Это и ворота, через которые торжественно отправлялись в последний путь. В 1249 г. во Владимире скончался князь Владимир Константинович. Оплаканный Александром Невским и братиею, он был отправлен в Углече-поле, где и похоронен в Спасском соборе. В качестве последней почести князья-родственники «проводи его честно из Золотых ворот».

Таким образом, мы видим, что сакральные элементы в древнерусском представлении о городе были весьма многообразны. В общественном сознании, если рассматривать его как цельный текст, содержались и фрагменты византийской по происхождению идеи о повторении в образе города черт Иерусалима, и местные языческие поверья, связанные с магической защитой ворот, стен и особой ролью святилища, составляющего сакральный центр города. Актуализация тех или иных фрагментов в повседневной практике была обусловлена степенью книжной образованности и конкретными политическими и религиозными целями, которые ставил перед собой человек, взявшийся рассуждать на эту тему. Говорить о том, что для Древней Руси характерно только какое-нибудь одно звено из весьма пестрой цепочки представлений (только библейско-византийское retranslatio Hierosolymi или только языческая апотропейная символика), было бы неверно. Уже в XI–XII вв. сложилась неразделимая смесь представлений, которые затем были развиты в эпоху Московской Руси и стали основой для становления различных идейных конструктов (например, Москва — Третий Рим).

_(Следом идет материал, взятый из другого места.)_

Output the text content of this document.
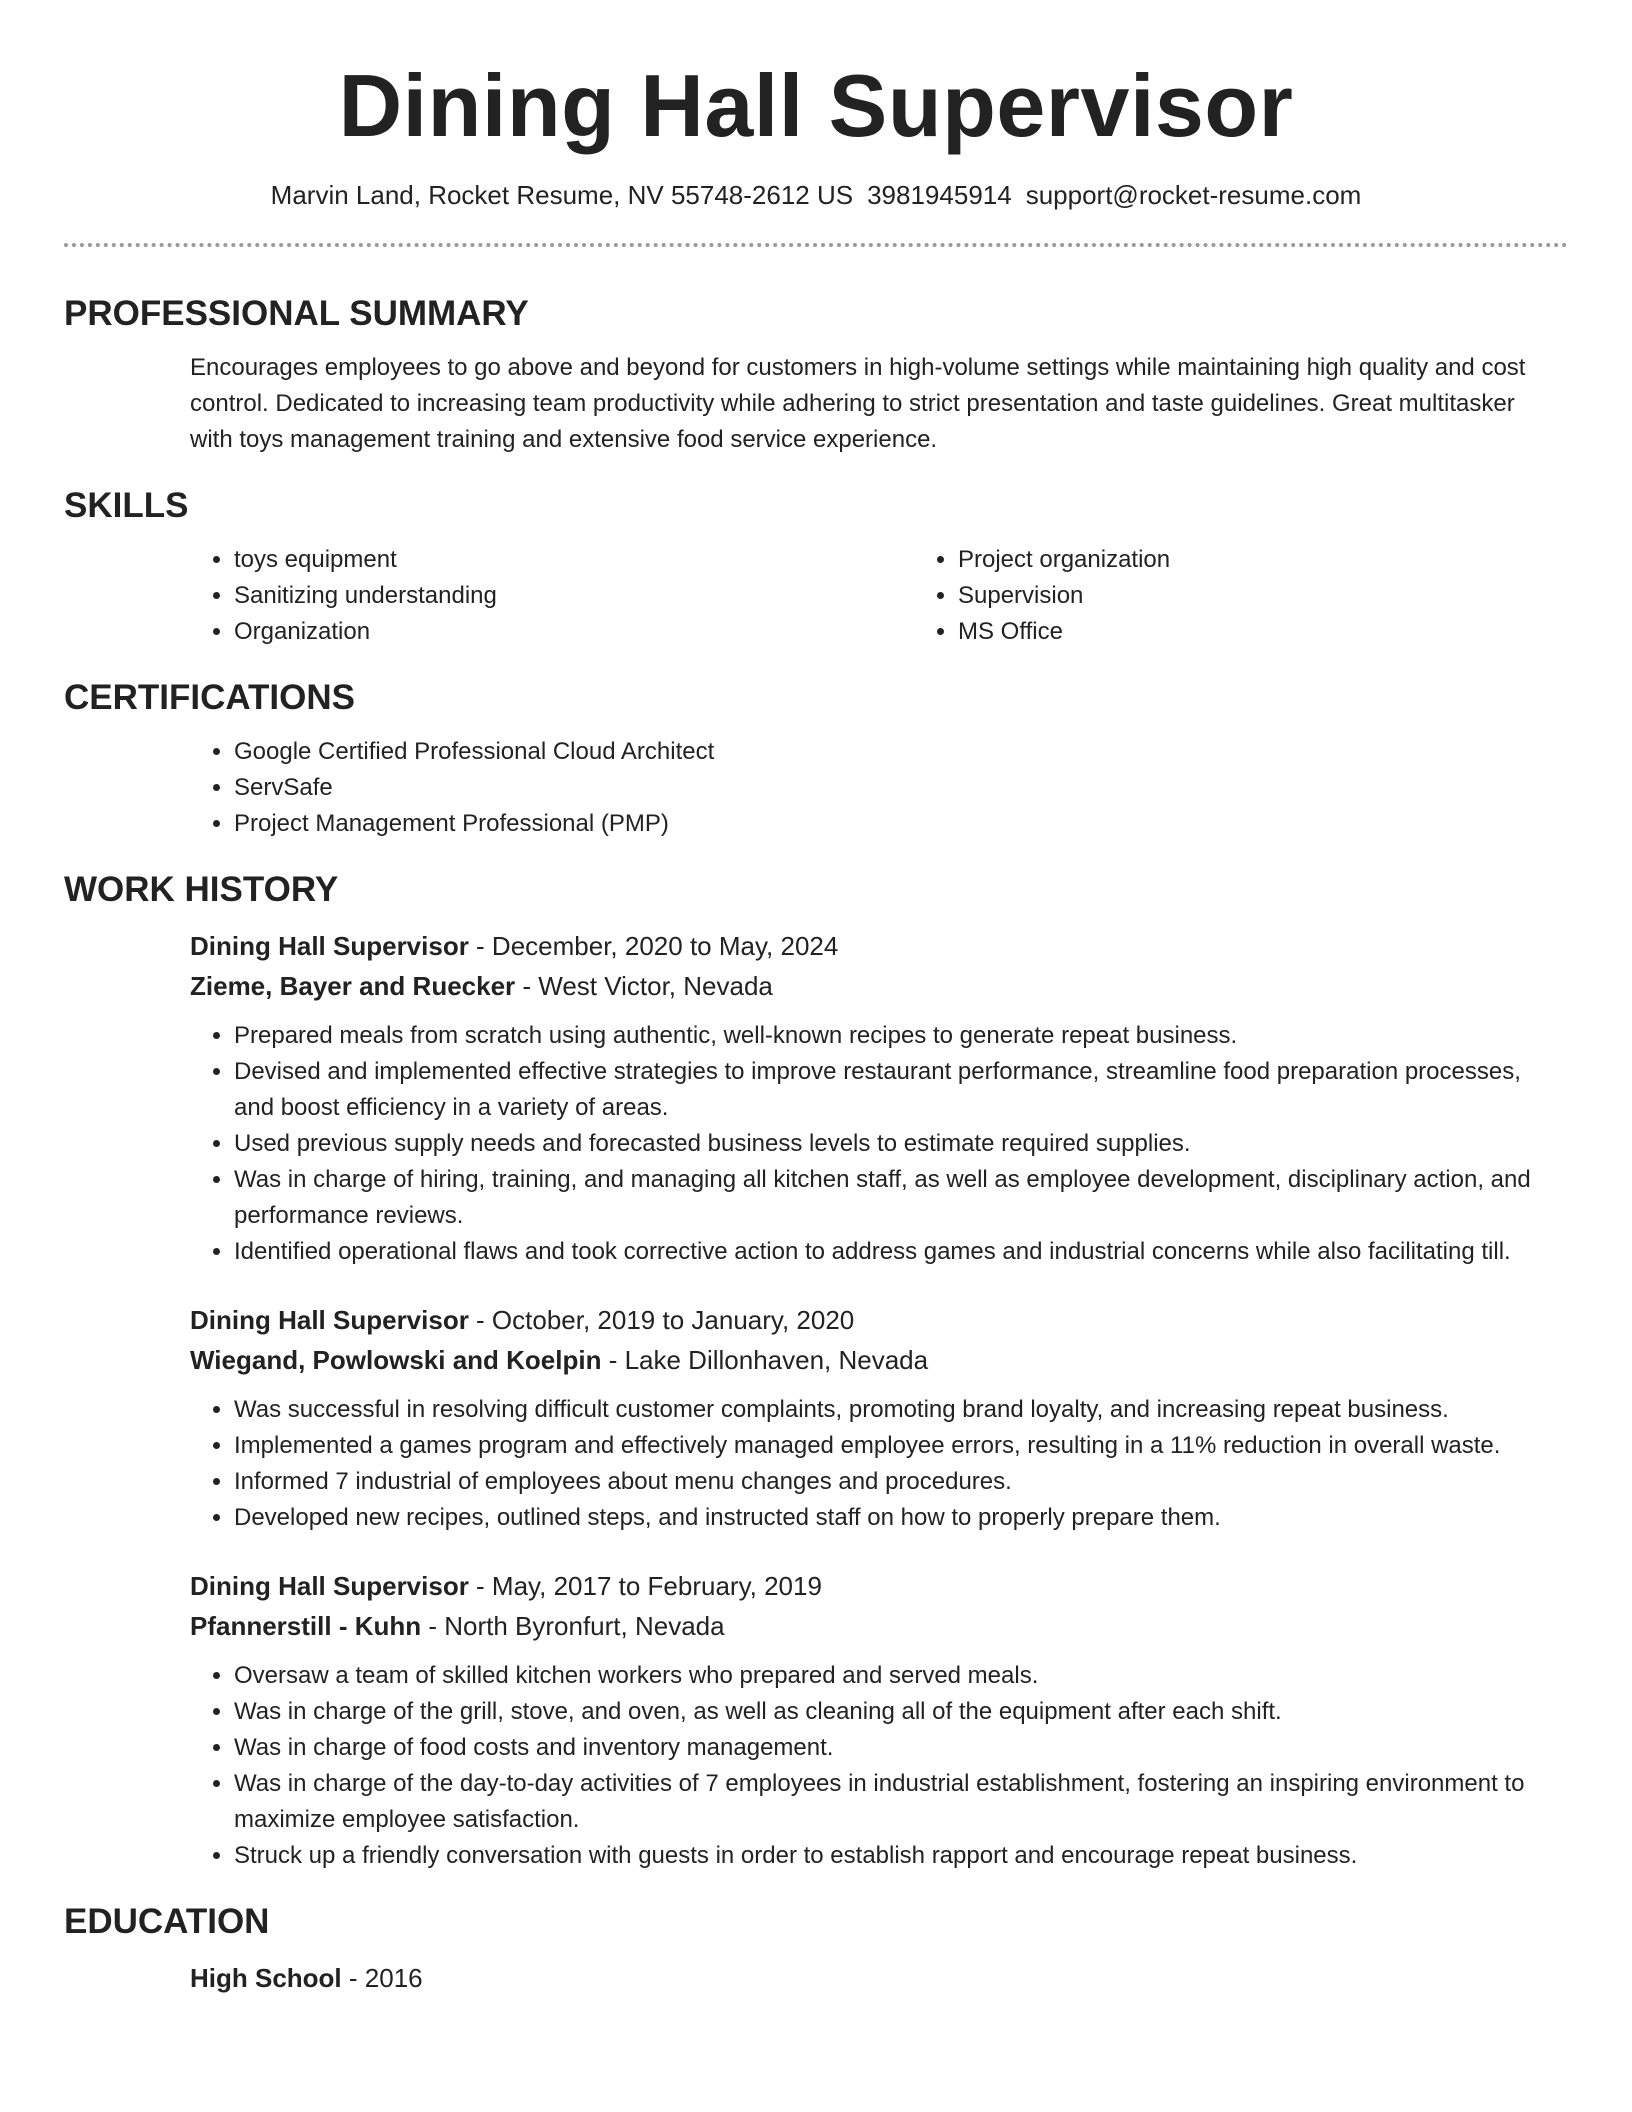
Dining Hall Supervisor
Marvin Land, Rocket Resume, NV 55748-2612 US 3981945914 support@rocket-resume.com
PROFESSIONAL SUMMARY

Encourages employees to go above and beyond for customers in high-volume settings while maintaining high quality and cost control. Dedicated to increasing team productivity while adhering to strict presentation and taste guidelines. Great multitasker with toys management training and extensive food service experience.

SKILLS
• toys equipment
• Sanitizing understanding
• Organization
• Project organization
• Supervision
• MS Office
CERTIFICATIONS
• Google Certified Professional Cloud Architect
• ServSafe
• Project Management Professional (PMP)
WORK HISTORY

Dining Hall Supervisor - December, 2020 to May, 2024

Zieme, Bayer and Ruecker - West Victor, Nevada

• Prepared meals from scratch using authentic, well-known recipes to generate repeat business.
• Devised and implemented effective strategies to improve restaurant performance, streamline food preparation processes, and boost efficiency in a variety of areas.
• Used previous supply needs and forecasted business levels to estimate required supplies.
• Was in charge of hiring, training, and managing all kitchen staff, as well as employee development, disciplinary action, and performance reviews.
• Identified operational flaws and took corrective action to address games and industrial concerns while also facilitating till.

Dining Hall Supervisor - October, 2019 to January, 2020

Wiegand, Powlowski and Koelpin - Lake Dillonhaven, Nevada

• Was successful in resolving difficult customer complaints, promoting brand loyalty, and increasing repeat business.
• Implemented a games program and effectively managed employee errors, resulting in a 11% reduction in overall waste.
• Informed 7 industrial of employees about menu changes and procedures.
• Developed new recipes, outlined steps, and instructed staff on how to properly prepare them.

Dining Hall Supervisor - May, 2017 to February, 2019

Pfannerstill - Kuhn - North Byronfurt, Nevada

• Oversaw a team of skilled kitchen workers who prepared and served meals.
• Was in charge of the grill, stove, and oven, as well as cleaning all of the equipment after each shift.
• Was in charge of food costs and inventory management.
• Was in charge of the day-to-day activities of 7 employees in industrial establishment, fostering an inspiring environment to maximize employee satisfaction.
• Struck up a friendly conversation with guests in order to establish rapport and encourage repeat business.
EDUCATION

High School - 2016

В заключение следует еще раз обратить внимание читателя на то, что изучение религиозного сознания человека Древней Руси в настоящей работе было направлено не столько на более углубленную разработку отдельных вопросов, традиционно стоящих перед исследователями средневекового общества, сколько на увеличение числа подходов, с которых может быть разобран знакомый материал. Цель заключалась в том, чтобы выработать как можно более объемный взгляд на то, как люди воспринимали мир во всем многообразии бытовых и сакральных элементов. Была предпринята попытка увеличения разнообразия «вопросов к источникам», которые согласно антропологически ориентированной методологии Школы «Анналов» являются первым шагом к его анализу. В последовательности избранных ракурсов принципиальна их разнонаправленность, определенная случайность выбора панорамных обзоров, имитирующая стихийно складывающееся представление путешественника о чужой стране. Только увеличение числа точек наблюдения может позволить нам построить наиболее верную линию, описывающую сложную структуру средневековой религиозности, в которой некритичное восприятие «чудес», ожидание сверхъестественного сочетались с удивительным рационализмом, доходящим до скептицизма «здравым смыслом».

Поднимающееся до пределов человеческих возможностей аскетическое служение сосуществовало с набором незамысловатых правил, которые позволяли рядовой массе жить в полном мире со своей совестью. Интеллектуальный блеск ученых книжников соседствовал с алогичным и примитивным набором понятий «простецов». Все эти крайности необходимо учитывать. Если составить суждение, рассмотрев явление с одной только стороны, ошибка неизбежна. Относиться к человеку Средневековья как к законченному, не знающему сомнений мистику так же неверно, как представлять его точной копией нашего рационалистически мыслящего современника. Чем больше точек, тем более верным будет график. Человеческое сознание не может быть описано при помощи простейших фигур — в нем много весьма причудливых извивов, уследить за которыми — обязанность историка. И конца в этом пути нет. Дальнейшие исследования обязательно вскроют узлы и противоречия, незаметные на сегодняшний день, и распутывание их в конечном итоге также будет в направлении конкретизации наших знаний о прошлом.